GitHub Repository: tensorflow/docs-l10n
Path: blob/master/site/zh-cn/tfx/guide/mlmd.md
³⁹⁰³² views

ML Metadata

ML Metadata (MLMD) 是一个用于记录和检索与 ML 开发者和数据科学家工作流相关联的元数据的库。MLMD 是 TensorFlow Extended (TFX) 的组成部分，但其设计使其可以独立使用。

正式环境 ML 流水线的每一次运行都会生成元数据，其中包含有关各种流水线组件、它们的执行（例如，训练运行），以及结果工件（例如，经过训练的模型）。如果发生意外的流水线行为或错误，则可以利用此元数据分析流水线组件的沿袭和调试问题。可以将此元数据视为软件开发中的日志记录。

MLMD 可以帮助您理解和分析 ML 流水线的所有互连部分，而不是孤立地对其进行分析，并且可以帮助您回答有关 ML 流水线的问题，例如：

模型是在哪个数据集上训练的？
用来训练模型的超参数是什么？
哪个流水线运行创建了模型？
哪个训练运行产生了该模型？
哪个版本的 TensorFlow 创建了该模型？
何时推送失败的模型？

Metadata Store

MLMD 在名为 Metadata Store 的数据库中注册以下类型的元数据。

有关通过 ML 流水线的组件/步骤生成的工件的元数据
有关这些组件/步骤执行的元数据
有关流水线和相关沿袭信息的元数据

Metadata Store 提供了用于向存储后端记录和从存储后端检索元数据的 API。

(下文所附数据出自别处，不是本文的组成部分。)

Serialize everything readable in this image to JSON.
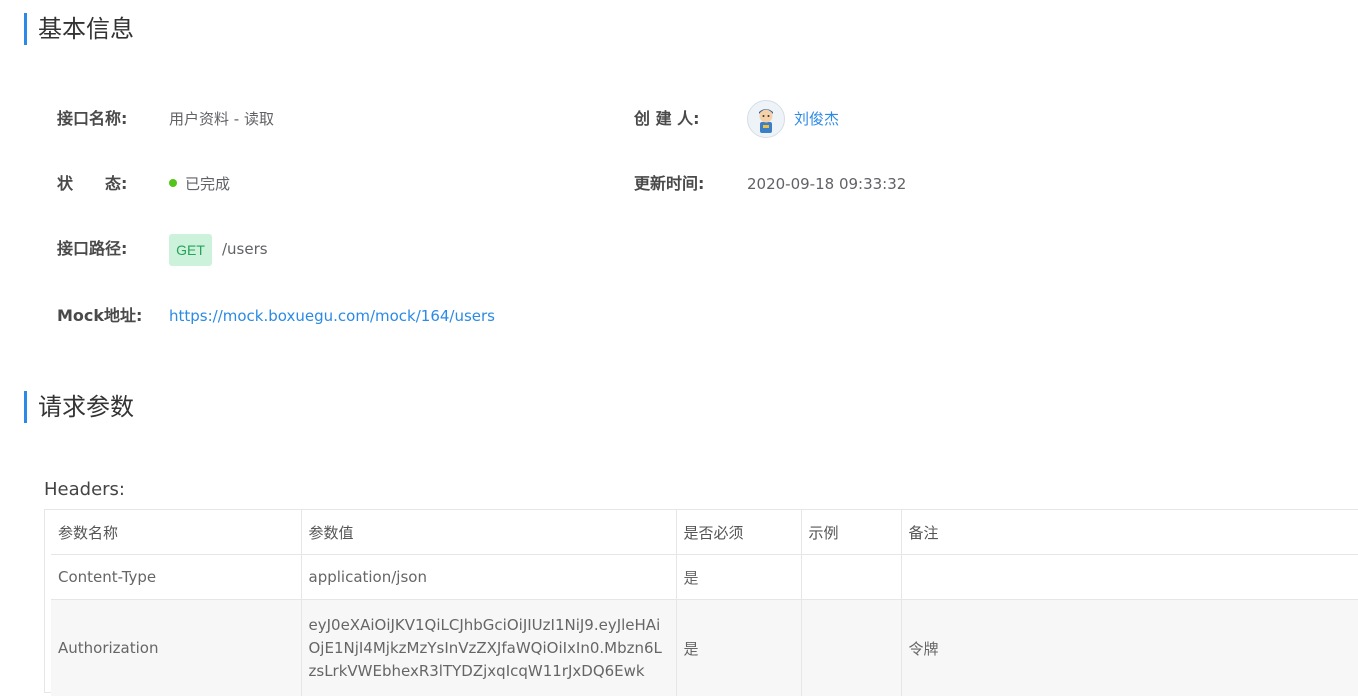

存储后端可插拔且可扩展。MLMD 为 SQLite（支持内存和磁盘）和 MySQL 提供了开箱即用的参考实现。

此图显示了 MLMD 各个组件的高级概览。

ML Metadata Overview

元数据存储后端和库连接配置

MetadataStore 对象接收与使用的存储后端相对应的连接配置。

假数据库为快速实验和本地运行提供了一个内存中数据库（使用 SQLite）。销毁存储对象时，将删除此数据库。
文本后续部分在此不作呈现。